Continually hampering London wheat all year has the weakness of the euro, which is looking to close 2015 around 5.5% below where it started against sterling. In contrast sterling is down by around 3.6% versus the US dollar compared with 12 months ago.

The Russian Ag Ministry confirmed their 2015 grain harvest at 104.3 MMT. a small 1% fall year-on-year, although small volumes of tail-end corn and sunflowers are still being cut, they said.

That's not a bad result, and one that is far better than was feared/expected last spring, during the height of the troubles in Ukraine and talk of Western Sanctions against them slashing inputs. Yet here were are fully 12 months later wondering if 2016 bring similar results?

APK Inform said that Russian seaports had exported 685.8 TMT of grains last week, a respectable volume for a holiday week, and one that is only marginally down from 700.7 TMT the week before. Wheat accounted for 82% of that total.

Russia said that their total grain exports so far this season (Jul 1 to Dec 28) total 22.22 MMT, of which 70% (15.58 MMT) was wheat. That's a record grain volume for the first half of any post-Soviet era Russian grain export total.

Ukraine's grain exports last week were 652.7 TMT, which was actually up from 563.5 TMT the previous week. Corn accounted for 84% of their total last week an wheat only 32%.

As far as wheat goes, we came perhaps summarise 2015 as the 3rd year of global wheat production in a row (and the second successive year of all time high EU wheat output), combined with world ending stocks also rising for 2 years in a row to levels never seen before.

Early season worries about production problems in the FSU proved to be unfounded, and whilst early summer heat and dryness cut corn production here in Europe quite significantly, it came too  last to harm wheat output on our doorstep.

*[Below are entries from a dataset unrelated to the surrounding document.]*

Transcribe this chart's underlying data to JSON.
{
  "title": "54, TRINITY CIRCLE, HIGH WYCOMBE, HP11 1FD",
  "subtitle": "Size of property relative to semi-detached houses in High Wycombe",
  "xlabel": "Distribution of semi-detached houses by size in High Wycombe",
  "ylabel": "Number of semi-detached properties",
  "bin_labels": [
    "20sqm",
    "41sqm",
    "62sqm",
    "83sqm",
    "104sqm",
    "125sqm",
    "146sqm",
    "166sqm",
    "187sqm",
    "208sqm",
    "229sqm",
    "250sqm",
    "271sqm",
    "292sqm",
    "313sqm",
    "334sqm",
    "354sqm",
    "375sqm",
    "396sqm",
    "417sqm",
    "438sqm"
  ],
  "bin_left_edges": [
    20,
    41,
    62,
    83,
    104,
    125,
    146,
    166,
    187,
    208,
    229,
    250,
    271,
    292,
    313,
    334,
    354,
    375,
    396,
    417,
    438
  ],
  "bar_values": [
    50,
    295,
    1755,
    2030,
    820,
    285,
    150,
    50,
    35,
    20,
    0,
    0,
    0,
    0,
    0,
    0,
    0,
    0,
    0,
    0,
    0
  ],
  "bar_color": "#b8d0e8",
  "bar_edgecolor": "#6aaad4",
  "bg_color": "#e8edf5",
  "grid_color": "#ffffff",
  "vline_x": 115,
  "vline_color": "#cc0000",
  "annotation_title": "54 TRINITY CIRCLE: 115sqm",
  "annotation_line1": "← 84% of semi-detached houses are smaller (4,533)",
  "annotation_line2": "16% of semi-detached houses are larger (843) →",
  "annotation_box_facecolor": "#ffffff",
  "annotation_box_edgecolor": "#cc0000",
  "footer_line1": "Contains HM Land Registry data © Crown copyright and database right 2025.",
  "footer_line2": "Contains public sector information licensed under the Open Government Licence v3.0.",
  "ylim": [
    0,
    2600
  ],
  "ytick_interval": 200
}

Meanwhile despite euro weakness, the EU is still struggling to keep exports competitive enough to usurp other origins - some of whom (eg Russia and Ukraine) have been aided even more by their own domestic currency weaknesses.

What will 2016 bring? The closing weeks of the old year often bring subdued, sometime technical, trade. The new year often brings with it  a new sense of vigour (even if it's downwards vigour!). It might be worth noting that wheat in London, Paris and Chicago all fell 21-22% between Jan and May this year once the bell herllding the arrival of 2015 sounded!